One of Mr. Zakarian’s students chimed in. “You don’t understand how fast the world is changing. Pretty pictures are no longer of interest, except to stodgy collectors.”
Back in Arizona, taking classes at her provincial art school, Clara dreamed of meeting other artists. No one in her family understood her passion for drawing. How sometimes at night she’d lie awake, thinking about the line of a cheekbone on a portrait she’d been struggling with, imagining the exact brushstroke she’d use the next day.
But this discussion, if you could call it that, was far beyond anything she’d been taught. She didn’t have the vocabulary to join in, even if she wanted to. A part of her knew this was why she’d kept to herself this past year. Everyone else in New York was so polished. She was not, her family hailing from hardscrabble stock who endured the blistering heat of desert summers.
But even if she didn’t speak like they did, her confidence and passion in her own work were unwavering. When she drew or painted, it was as if an unseen hand guided her own. She’d never been able to explain that to anyone. To her, painting was an internal expression, not a political or social one. She didn’t have a manifesto or an affiliation, other than to please herself doing what she loved to do and make money doing it. The first part was easy—the second, more elusive.
“Picabia is no better than an illustrator.” The speaker was Nadine. Her friendly smile from earlier that evening had disappeared.
Mr. Zakarian’s gaze swung Clara’s way like a lighthouse beacon. “An interesting supposition, Nadine. Luckily, we have a distinguished illustrator here. Perhaps Miss Darden has something to say in her own defense?”
Clara was only vaguely familiar with Picabia’s early drawings of machines, which resembled instruction manuals and were of no interest to her. But that wasn’t the point here, and Levon knew it. He was challenging her to prove herself.
Her heart pounding at the attention, she went on the attack. “I assume you rarely have illustrators join in your cozy after-hours gatherings, but my guess is that’s because illustration requires both talent and discipline. Which in turn requires honing your craft instead of staying up all night talking about it.”
Mr. Zakarian grinned; her audacity seemed to please him. “You can only work so many hours in a day. If you don’t know why you’re working, what’s the point?”
“I know exactly why I’m working. To please the client. Illustrators have to be malleable experts at all styles and subjects.” The silence that followed only fed her disdain. She wouldn’t be working at the school much longer, anyway, so what did it matter? “I’d like to see you get a commission, figure out the approach and execution, then do it all over again the next day, with a different client with a different set of expectations.

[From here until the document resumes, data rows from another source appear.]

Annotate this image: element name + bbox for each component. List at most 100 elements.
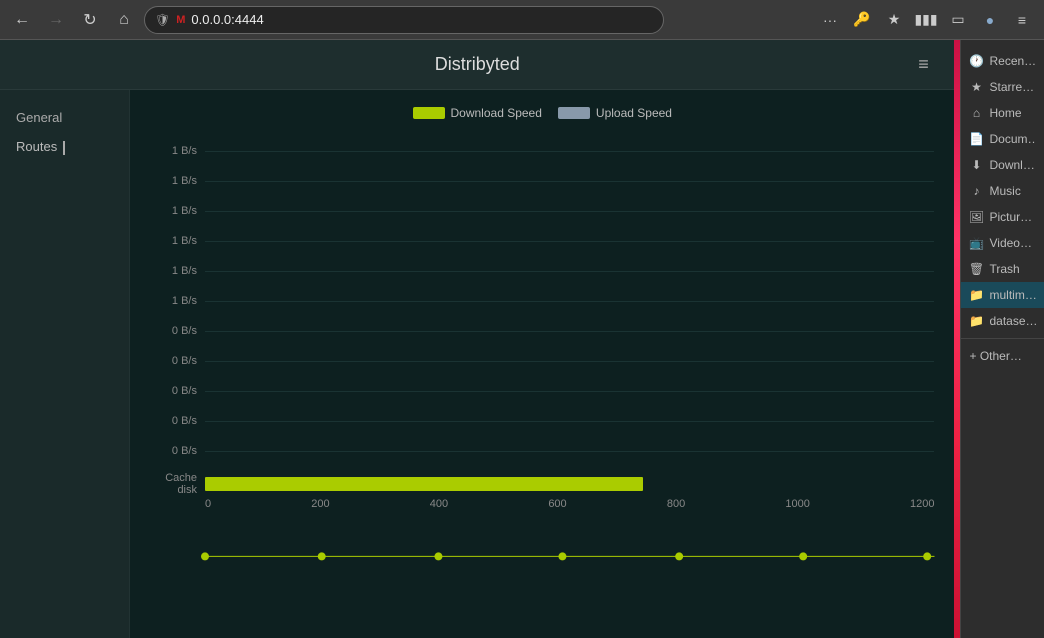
panel-item-label: Music	[989, 184, 1020, 198]
grid-line	[205, 211, 934, 212]
chart-row: 0 B/s	[150, 346, 934, 376]
y-label: 1 B/s	[150, 265, 205, 277]
panel-item-icon: ★	[969, 80, 983, 94]
grid-line	[205, 451, 934, 452]
app-header: Distribyted ≡	[0, 40, 954, 90]
chart-row: 1 B/s	[150, 136, 934, 166]
upload-color-swatch	[558, 107, 590, 119]
panel-item-label: Trash	[989, 262, 1019, 276]
y-label: 1 B/s	[150, 175, 205, 187]
panel-item-icon: 📄	[969, 132, 983, 146]
panel-item-icon: ⌂	[969, 106, 983, 120]
panel-item-label: Video…	[989, 236, 1031, 250]
reader-button[interactable]: ▭	[944, 6, 972, 34]
library-button[interactable]: ▮▮▮	[912, 6, 940, 34]
app-area: Distribyted ≡ General Routes Download S	[0, 40, 954, 638]
app-content: General Routes Download Speed Upload	[0, 90, 954, 638]
chart-row: 1 B/s	[150, 226, 934, 256]
bookmark-button[interactable]: ★	[880, 6, 908, 34]
panel-item[interactable]: 📺 Video…	[961, 230, 1044, 256]
home-button[interactable]: ⌂	[110, 6, 138, 34]
chart-area: Download Speed Upload Speed 1 B/s 1 B/s …	[130, 90, 954, 638]
x-axis: 020040060080010001200	[150, 498, 934, 510]
x-label: 800	[667, 498, 685, 510]
grid-line	[205, 331, 934, 332]
grid-line	[205, 151, 934, 152]
browser-right-panel: 🕐 Recen… ★ Starre… ⌂ Home 📄 Docum… ⬇ Dow…	[960, 40, 1044, 638]
x-label: 1200	[910, 498, 934, 510]
panel-item-label: Pictur…	[989, 210, 1032, 224]
grid-line	[205, 271, 934, 272]
other-label: + Other…	[969, 349, 1021, 363]
panel-item[interactable]: ⬇ Downl…	[961, 152, 1044, 178]
panel-item-icon: 🖼	[969, 210, 983, 224]
chart-row: 1 B/s	[150, 196, 934, 226]
grid-line	[205, 241, 934, 242]
panel-item-icon: 📁	[969, 288, 983, 302]
panel-item-icon: 🗑	[969, 262, 983, 276]
download-color-swatch	[413, 107, 445, 119]
panel-item[interactable]: ⌂ Home	[961, 100, 1044, 126]
nav-routes[interactable]: Routes	[0, 133, 129, 161]
panel-item[interactable]: 🕐 Recen…	[961, 48, 1044, 74]
download-legend-label: Download Speed	[451, 106, 542, 120]
download-legend: Download Speed	[413, 106, 542, 120]
url-text: 0.0.0.0:4444	[191, 12, 263, 27]
menu-button[interactable]: ≡	[1008, 6, 1036, 34]
panel-item[interactable]: 📁 multim…	[961, 282, 1044, 308]
x-axis-labels: 020040060080010001200	[205, 498, 934, 510]
nav-general[interactable]: General	[0, 106, 129, 133]
chart-row: 0 B/s	[150, 406, 934, 436]
panel-item[interactable]: 🖼 Pictur…	[961, 204, 1044, 230]
upload-legend-label: Upload Speed	[596, 106, 672, 120]
toolbar-right: ··· 🔑 ★ ▮▮▮ ▭ ● ≡	[816, 6, 1036, 34]
panel-item-label: datase…	[989, 314, 1036, 328]
panel-item-icon: ⬇	[969, 158, 983, 172]
panel-item-label: multim…	[989, 288, 1036, 302]
panel-item-label: Downl…	[989, 158, 1034, 172]
y-label: 0 B/s	[150, 325, 205, 337]
y-label: 0 B/s	[150, 415, 205, 427]
browser-toolbar: ← → ↻ ⌂ 🛡 M 0.0.0.0:4444 ··· 🔑 ★ ▮▮▮ ▭ ●…	[0, 0, 1044, 40]
chart-row: 0 B/s	[150, 436, 934, 466]
hamburger-button[interactable]: ≡	[908, 50, 938, 80]
chart-row: 1 B/s	[150, 286, 934, 316]
chart-row: 0 B/s	[150, 316, 934, 346]
y-label: 0 B/s	[150, 355, 205, 367]
chart-row: 0 B/s	[150, 376, 934, 406]
grid-line	[205, 421, 934, 422]
chart-body: 1 B/s 1 B/s 1 B/s 1 B/s 1 B/s 1 B/s 0 B/…	[150, 136, 934, 466]
panel-item-icon: 🕐	[969, 54, 983, 68]
panel-item[interactable]: ♪ Music	[961, 178, 1044, 204]
x-label: 1000	[785, 498, 809, 510]
panel-item[interactable]: ★ Starre…	[961, 74, 1044, 100]
y-label: 0 B/s	[150, 385, 205, 397]
x-label: 600	[548, 498, 566, 510]
panel-item[interactable]: 🗑 Trash	[961, 256, 1044, 282]
address-bar[interactable]: 🛡 M 0.0.0.0:4444	[144, 6, 664, 34]
panel-item-icon: 📺	[969, 236, 983, 250]
upload-legend: Upload Speed	[558, 106, 672, 120]
panel-divider	[961, 338, 1044, 339]
cursor-icon	[63, 141, 73, 155]
panel-other-button[interactable]: + Other…	[961, 343, 1044, 369]
security-shield-icon: 🛡	[155, 13, 170, 27]
panel-item-icon: 📁	[969, 314, 983, 328]
more-button[interactable]: ···	[816, 6, 844, 34]
cache-bar-container	[205, 477, 934, 491]
app-title: Distribyted	[435, 54, 520, 75]
pocket-button[interactable]: 🔑	[848, 6, 876, 34]
cache-label: Cache disk	[150, 472, 205, 496]
panel-item[interactable]: 📁 datase…	[961, 308, 1044, 334]
cache-row: Cache disk	[150, 472, 934, 496]
forward-button[interactable]: →	[42, 6, 70, 34]
y-label: 0 B/s	[150, 445, 205, 457]
panel-item-label: Docum…	[989, 132, 1036, 146]
grid-line	[205, 301, 934, 302]
reload-button[interactable]: ↻	[76, 6, 104, 34]
profile-button[interactable]: ●	[976, 6, 1004, 34]
grid-line	[205, 181, 934, 182]
x-label: 200	[311, 498, 329, 510]
back-button[interactable]: ←	[8, 6, 36, 34]
panel-item[interactable]: 📄 Docum…	[961, 126, 1044, 152]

You wouldn’t last a week.”
“Fine, it’s a tough field,” said the student sitting to Mr. Zakarian’s right. “But you can’t call it art. It’s a magazine cover or an ad, and then it’s trash.”
She stood firm. “One day, illustrations will be as venerated as the works of Matisse.”
Mr. Zakarian laughed. “So you’re saying that one day, an ad for pea soup will be framed and hanging on the wall of a museum?”
“Maybe. What I’m saying is that many illustrators are more proficient, more skilled, than fine artists.”
“Let’s prove it. I dare you to come to my life drawing and painting class. Tomorrow.” Mr. Zakarian’s words had an edge that belied the smile on his face.
Mr. Zakarian had no idea whom he was dealing with. Clara had been born into a family of great wealth and indulgence in Phoenix, and she vividly remembered screaming as a child of three when her mother refused her a sweet. Her father had adored her ferocity, encouraged it. When his embezzlement scheme—selling shares in a copper mine that never existed—finally unraveled, it had only made Clara more demanding. For fifteen years, the world had revolved around her, and then suddenly she was an afterthought, her tyrannical ways no longer effective at getting attention or a pleasing response. But she could summon up the familiar fury at a moment’s notice, if necessary. “I’d be delighted.”